C'est une épopée industrielle peu banale que laisse derrière lui Gilbert Ducros, fondateur du groupe qui porte son nom, mort le 22 décembre 2007 à l'âge de 79 ans. Les Français se souviendront sans aucun doute du slogan publicitaire devenu culte "A quoi ça sert que Ducros se décarcasse", mais la manière surprenante dont il a mené sa barque mérite aussi d'être retenue.
Natif de la Drôme, il renonce dans les années 1950 à une carrière d'officier pour se lancer dans les herbes, suivant ainsi les traces de son père, courtier pour les grossistes de Carpentras. Il commence modestement, en vendant du tilleul sur les marchés. En 1963, il crée avec son frère Marc une société de négoce en vrac de produits et aromates provençaux, poivres et épices à destination des industries alimentaires et pharmaceutiques. Ses deux fils, Yves et Michel, les rejoignent au début des années 1970.

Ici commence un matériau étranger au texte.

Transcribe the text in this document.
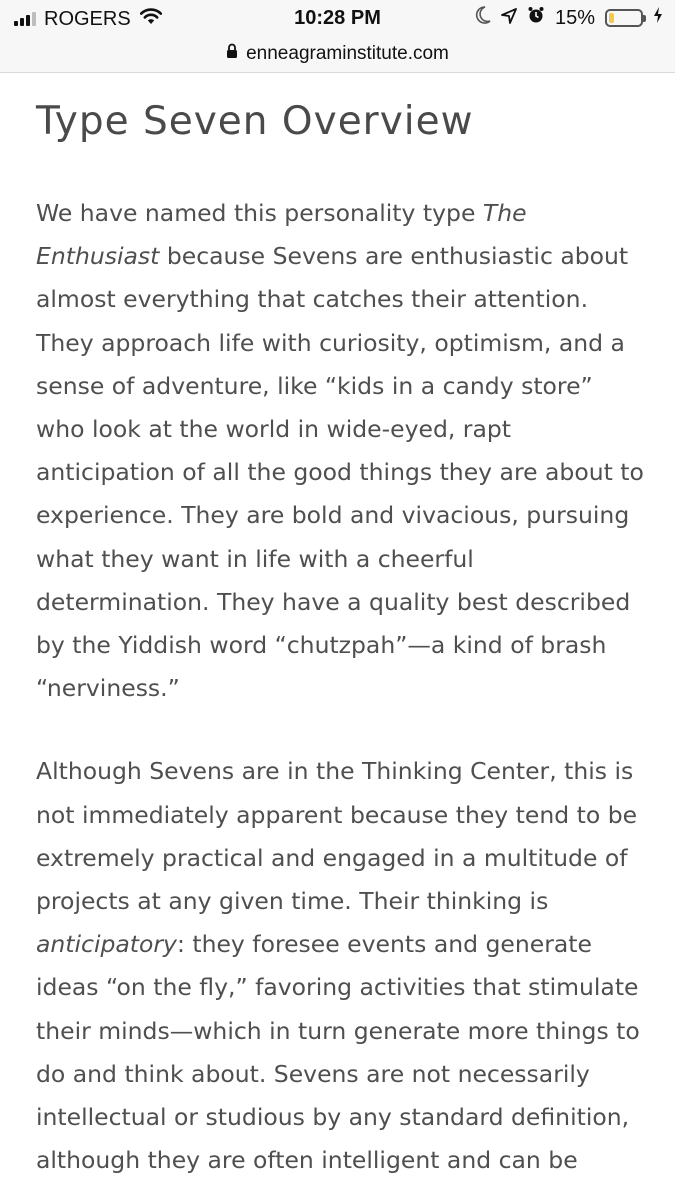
ROGERS	10:28 PM	15%
enneagraminstitute.com
Type Seven Overview

We have named this personality type The Enthusiast because Sevens are enthusiastic about almost everything that catches their attention. They approach life with curiosity, optimism, and a sense of adventure, like “kids in a candy store” who look at the world in wide-eyed, rapt anticipation of all the good things they are about to experience. They are bold and vivacious, pursuing what they want in life with a cheerful determination. They have a quality best described by the Yiddish word “chutzpah”—a kind of brash “nerviness.”

Although Sevens are in the Thinking Center, this is not immediately apparent because they tend to be extremely practical and engaged in a multitude of projects at any given time. Their thinking is anticipatory: they foresee events and generate ideas “on the fly,” favoring activities that stimulate their minds—which in turn generate more things to do and think about. Sevens are not necessarily intellectual or studious by any standard definition, although they are often intelligent and can be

Premier coup de génie marketing, il développe dans les années 1960, cette fois pour le grand public, ses fameux petits bocaux à bouchon rouge pour herbes déshydratées et épices, et les meubles supports pour la vente en supermarchés. Le tout est complété, à partir de 1975, par la célèbre campagne, lancée avec Havas.
La série de spots télévisés, dont aussi "Les herbes de Provence, c'est Ducros qui me les ramasse", fonctionnent à merveille. Gilbert Ducros ne ressemble néanmoins pas au cuisinier bedonnant et moustachu de la réclame - à part l'accent du Midi. "C'était un petit bonhomme brun énergique et typiquement provençal", a confié à l'Agence France-Presse (AFP) son fils Michel, aujourd'hui président du groupe d'épicerie fine Fauchon. "Il était aventurier et courageux", précisait-il, rappelant son credo : "Etre provençal et mondial".

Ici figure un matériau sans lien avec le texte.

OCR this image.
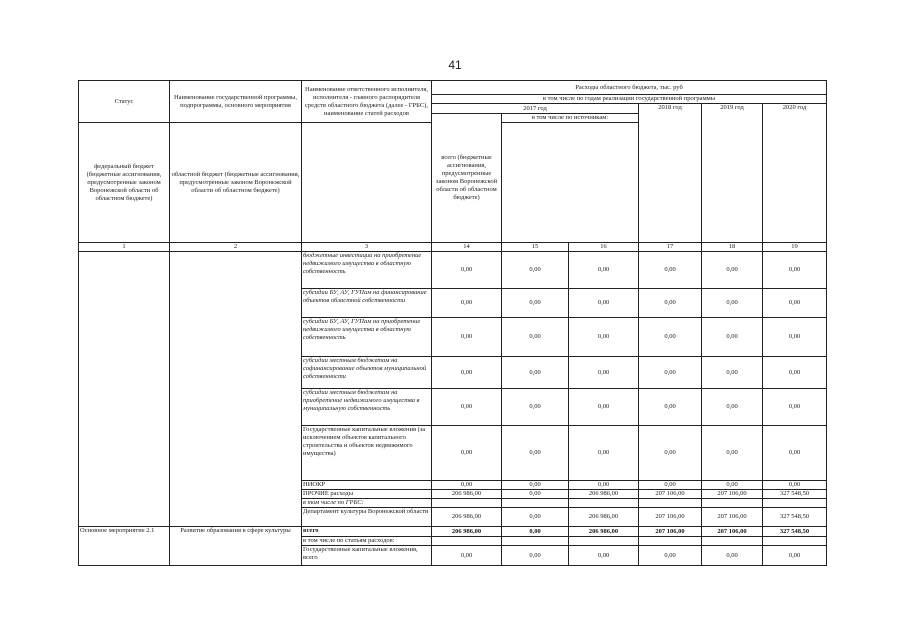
41
Статус	Наименование государственной программы, подпрограммы, основного мероприятия	Наименование ответственного исполнителя, исполнителя - главного распорядителя средств областного бюджета (далее - ГРБС), наименование статей расходов	Расходы областного бюджета, тыс. руб					
			в том числе по годам реализации государственной программы					
			2017 год			2018 год	2019 год	2020 год
			всего (бюджетные ассигнования, предусмотренные законом Воронежской области об областном бюджете)	в том числе по источникам:				
федеральный бюджет (бюджетные ассигнования, предусмотренные законом Воронежской области об областном бюджете)	областной бюджет (бюджетные ассигнования, предусмотренные законом Воронежской области об областном бюджете)							
1	2	3	14	15	16	17	18	19
		бюджетные инвестиции на приобретение недвижимого имущества в областную собственность	0,00	0,00	0,00	0,00	0,00	0,00
		субсидии БУ, АУ, ГУПам на финансирование объектов областной собственности	0,00	0,00	0,00	0,00	0,00	0,00
		субсидии БУ, АУ, ГУПам на приобретение недвижимого имущества в областную собственность	0,00	0,00	0,00	0,00	0,00	0,00
		субсидии местным бюджетам на софинансирование объектов муниципальной собственности	0,00	0,00	0,00	0,00	0,00	0,00
		субсидии местным бюджетам на приобретение недвижимого имущества в муниципальную собственность	0,00	0,00	0,00	0,00	0,00	0,00
		Государственные капитальные вложения (за исключением объектов капитального строительства и объектов недвижимого имущества)	0,00	0,00	0,00	0,00	0,00	0,00
		НИОКР	0,00	0,00	0,00	0,00	0,00	0,00
		ПРОЧИЕ расходы	206 986,00	0,00	206 986,00	207 106,00	207 106,00	327 548,50
		в том числе по ГРБС:						
		Департамент культуры Воронежской области	206 986,00	0,00	206 986,00	207 106,00	207 106,00	327 548,50
Основное мероприятие 2.1	Развитие образования в сфере культуры	всего	206 986,00	0,00	206 986,00	207 106,00	207 106,00	327 548,50
		в том числе по статьям расходов:						
		Государственные капитальные вложения, всего	0,00	0,00	0,00	0,00	0,00	0,00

Toute sa vie, Gilbert Ducros aura sillonné le monde pour y traquer les épices et par la même occasion créer des filiales. S'il avait la "bosse du commerce", c'était aussi un "nez" des épices, capable à l'odeur d'en reconnaître la provenance. Il avait par exemple prospecté en Chine et en Albanie avant l'heure.

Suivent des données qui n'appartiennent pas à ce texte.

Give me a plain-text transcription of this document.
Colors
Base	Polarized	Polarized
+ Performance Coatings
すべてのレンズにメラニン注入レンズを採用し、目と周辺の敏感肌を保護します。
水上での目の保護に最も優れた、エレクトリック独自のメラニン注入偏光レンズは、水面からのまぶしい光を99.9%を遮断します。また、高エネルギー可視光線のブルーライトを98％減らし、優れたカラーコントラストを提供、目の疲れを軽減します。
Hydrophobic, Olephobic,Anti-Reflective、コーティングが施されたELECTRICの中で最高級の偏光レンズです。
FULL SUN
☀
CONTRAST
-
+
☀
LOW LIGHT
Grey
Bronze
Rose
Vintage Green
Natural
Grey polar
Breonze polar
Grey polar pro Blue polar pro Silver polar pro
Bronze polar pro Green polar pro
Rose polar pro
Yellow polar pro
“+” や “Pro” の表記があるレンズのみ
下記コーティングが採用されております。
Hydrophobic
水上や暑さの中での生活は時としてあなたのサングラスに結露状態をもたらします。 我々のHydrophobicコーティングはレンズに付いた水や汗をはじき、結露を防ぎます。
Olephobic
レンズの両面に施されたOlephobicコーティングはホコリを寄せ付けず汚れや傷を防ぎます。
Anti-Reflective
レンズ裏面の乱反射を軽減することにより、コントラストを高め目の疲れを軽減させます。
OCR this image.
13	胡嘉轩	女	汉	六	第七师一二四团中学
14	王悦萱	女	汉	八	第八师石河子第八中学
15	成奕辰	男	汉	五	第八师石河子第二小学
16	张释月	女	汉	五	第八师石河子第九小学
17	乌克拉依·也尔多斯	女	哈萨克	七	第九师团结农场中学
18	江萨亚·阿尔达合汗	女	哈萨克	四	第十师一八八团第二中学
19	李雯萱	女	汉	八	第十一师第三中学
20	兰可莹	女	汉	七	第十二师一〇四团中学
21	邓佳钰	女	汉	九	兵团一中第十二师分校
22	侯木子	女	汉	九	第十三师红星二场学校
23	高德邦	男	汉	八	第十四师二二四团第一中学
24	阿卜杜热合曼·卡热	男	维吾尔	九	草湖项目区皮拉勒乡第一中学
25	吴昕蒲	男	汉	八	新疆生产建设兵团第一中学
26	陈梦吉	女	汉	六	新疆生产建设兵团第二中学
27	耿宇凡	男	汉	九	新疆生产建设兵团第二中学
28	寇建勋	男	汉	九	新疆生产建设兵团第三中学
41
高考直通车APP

Devenu leader européen des épices (260 millions d'euros de chiffre d'affaires en 1990), il a vu trop grand. En 1986, le groupe de Carpentras commence à perdre de l'argent.
Confrontés à des pertes et à un fort endettement, les Ducros sont aussi empêtrés dans des divergences familiales - les fils revendiquent une vision plus gestionnaire que le père. En 1992, ils vendent l'entreprise à Eridania-Béghin-Say, le pôle agroalimentaire du groupe italien Ferruzzi-Montedison. "Nous étions arrivés au bout de nos possibilités de travail en commun", expliquait à l'époque Michel Ducros.
L'Italien va restructurer, en se séparant des activités sauce, condiments et tisanes..., puis revendre en 2000 au leader mondial des épices, l'américain McCormick, pour 425 millions d'euros.
Gilbert Ducros, lui, est en fait toujours de la partie. Dès 1992, quelques mois après la vente de son groupe, une nouvelle entreprise arrive sur le marché naissant des herbes aromatiques surgelées. Elle s'appelle Gyma, pour Gilbert, Yves et Marc... Ducros. Le fondateur, à 65 ans, crée la surprise, profitant de n'avoir pas signé de clause de non-concurrence avec Ferruzzi.
Aujourd'hui, Gyma réalise un chiffre d'affaires de 150 millions d'euros et compte des usines en France et en Allemagne, aux Pays-Bas, en Chine et à Dubaï. Et elle vend aussi des épices en petits bocaux.
Voici un tableau récapitulatif des moments clés de l'histoire de Gilbert Ducros et de sa marque :
| Année | Événement |
|---|---|
| Années 1950 | Gilbert Ducros se lance dans le commerce des herbes. |
| 1963 | Création de la société de négoce avec son frère Marc. |
| Années 1960 | Développement des bocaux à bouchon rouge pour le grand public. |
| 1975 | Lancement de la campagne publicitaire "A quoi ça sert que Ducros se décarcasse". |
| 1973 | Création de la marque Vahiné. |
| 1981 | Acquisition de La Tisanière. |
| 1986 | Début des difficultés financières pour le groupe Ducros. |
| 1992 | Vente de l'entreprise à Eridania-Béghin-Say. Création de Gyma. |
| 2000 | Revend à McCormick pour 425 millions d'euros. |
| 2007 | Décès de Gilbert Ducros. |
Il était un nez des épices, capable d'en reconnaître la provenance rien qu'à l'odeur. Le slogan publicitaire "A quoi ça sert que Ducros se décarcasse" a rendu célèbre cet industriel et sa marque.